The former imam of an İstanbul mosque where protestors took refuge during the 2013 Gezi protests said he has been subjected to attacks and threats for contradicting President Recep Tayyip Erdoğan’s narrative that the protestors consumed alcohol in the mosque, the Sözcü daily reported.
The Gezi Park protests in June 2013 were sparked in İstanbul against plans by then-prime minister Erdoğan’s government to demolish Gezi Park in the popular Taksim neighborhood and quickly turned into anti-government protests across Turkey. The protests were violently suppressed by the government, leading to the death of 11 protestors due to the disproportionate use of force by the police.

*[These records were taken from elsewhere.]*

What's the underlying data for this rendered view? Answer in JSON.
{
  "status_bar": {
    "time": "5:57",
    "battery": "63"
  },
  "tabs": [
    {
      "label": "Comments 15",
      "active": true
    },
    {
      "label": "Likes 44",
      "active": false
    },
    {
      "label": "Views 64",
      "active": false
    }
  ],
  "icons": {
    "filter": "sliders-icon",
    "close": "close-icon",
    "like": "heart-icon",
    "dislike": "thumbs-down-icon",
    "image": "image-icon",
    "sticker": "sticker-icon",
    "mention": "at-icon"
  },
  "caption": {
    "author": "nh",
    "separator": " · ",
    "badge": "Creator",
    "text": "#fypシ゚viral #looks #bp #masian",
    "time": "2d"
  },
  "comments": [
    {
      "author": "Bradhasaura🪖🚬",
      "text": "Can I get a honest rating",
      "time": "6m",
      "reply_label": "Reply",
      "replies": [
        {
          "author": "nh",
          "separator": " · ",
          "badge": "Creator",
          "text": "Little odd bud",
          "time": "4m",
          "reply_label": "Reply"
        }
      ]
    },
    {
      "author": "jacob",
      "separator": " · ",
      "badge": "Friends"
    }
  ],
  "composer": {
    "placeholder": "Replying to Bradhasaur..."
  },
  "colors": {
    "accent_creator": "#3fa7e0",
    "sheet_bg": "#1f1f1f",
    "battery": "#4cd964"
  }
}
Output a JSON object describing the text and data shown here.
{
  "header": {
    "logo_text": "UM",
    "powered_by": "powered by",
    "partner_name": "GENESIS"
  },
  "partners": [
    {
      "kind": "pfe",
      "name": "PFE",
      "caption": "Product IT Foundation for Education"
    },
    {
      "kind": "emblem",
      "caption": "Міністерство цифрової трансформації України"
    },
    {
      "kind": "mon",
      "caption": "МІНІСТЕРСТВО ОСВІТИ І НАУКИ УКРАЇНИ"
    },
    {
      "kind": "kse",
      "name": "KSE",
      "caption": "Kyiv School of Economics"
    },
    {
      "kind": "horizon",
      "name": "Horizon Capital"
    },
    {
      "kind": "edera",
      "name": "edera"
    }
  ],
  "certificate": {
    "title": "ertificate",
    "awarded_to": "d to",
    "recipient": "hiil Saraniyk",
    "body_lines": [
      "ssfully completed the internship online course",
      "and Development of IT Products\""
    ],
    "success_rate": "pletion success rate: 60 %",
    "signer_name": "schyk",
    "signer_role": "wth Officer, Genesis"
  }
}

Fuat Yıldırım, the then-deputy imam of the historic Bezmialem Valide Sultan Mosque in Beşiktaş, spoke to journalist İsmail Saymaz from the Sözcü daily about his ordeal after the Gezi Park protests.
Yıldırım, who was recently nominated as the main opposition Republican People’s Party (CHP)’s parliamentary candidate for the upcoming election in May, said he faced attacks and threats after rebutting Erdoğan’s claims that the Gezi Park protestors acted disrespectfully in the mosque, drank beer there and left the bottles behind.
Alcohol is not permitted in the Muslim religion, and the consumption of alcohol in a house of worship is considered disrespectful.
Yıldırım said during police questioning at the time that thousands of people had sought refuge in the mosque after the police started using tear gas. In the commotion he had seen people with their shoes on in the mosque, which is also usually not permissible, but he had not seen anyone actually consume alcohol. He added that as an imam he could not lie and say what he had not seen.
Yıldırım was removed from his post in September 2013, after the wave of protests had subsided, and sent to work in a village mosque on the outskirts of İstanbul, in a move that was seen as a demotion because he had contradicted Erdoğan’s narrative.
During the weeks of the protest, Erdoğan also said a range of disrespectful activities had taken place in the mosque and had been caught on videotape and would later be presented to the public. However, no such video was ever made public.
Yıldırım told Yılmaz that he had received threatening calls “whenever this issue becomes part of the public agenda” and eventually was attacked by six people with guns after performing the evening prayer one day.
“They attacked me, saying, ‘How dare you refute [the claims of] our president?’ … Then, one of them pulled out a gun. … He didn’t have the courage to shoot. He hit me with the handle of the gun, breaking the skin. … The bleeding wouldn’t stop. They said, ‘Let’s take you to the hospital.’ But I said it would make the headlines,” the columnist quoted Yıldırım as saying.
Yıldırım also said that Yasin Yıldız, then-deputy secretary-general of parliament and current head of the National Palaces Department, and a crew took photos and videos in the mosque before it examined by the crime scene investigation team and that they “spoiled evidence.”
The deputy imam added that he saw in the newspapers the next day a picture of a beer can in front of a mosque window before the arrival of Yıldız and his crew, and others taken inside the mosque, implying that it was a move to create the perception that beer was consumed in the mosque during the protests.
Yıldırım claims Erdoğan was deceived about what went on in the mosque
The deputy imam added that although he told then-ruling Justice and Development Party (AKP) lawmaker Süleyman Gündüz and then-Minister of European Union Affairs Egemen Bağış that he didn’t see anyone drinking alcohol in the mosque during the protests, Bağış lied to Erdoğan and said that Yıldırım only said so because he was threatened by the Press Council, one of the leading journalism organizations in Turkey.
Yıldırım further said that Erdoğan then claimed during a party rally that Yıldırım was threatened and that news reports that included his statements that he didn’t witness any protestors committing disrespectful acts in the mosque, including the consumption of alcohol, were fabricated.
According to Yılmaz, Yıldırım confronted Bağış on the issue when he came to visit him at the mosque a few weeks later.
“I told him, ‘While I was telling you the truth, you distorted the facts, deceived [Erdoğan] and put us in danger. … He … whispered in my ear, ‘Sir, the gentleman likes these kinds of things,’ referring to the president,” Yıldırım told the columnist.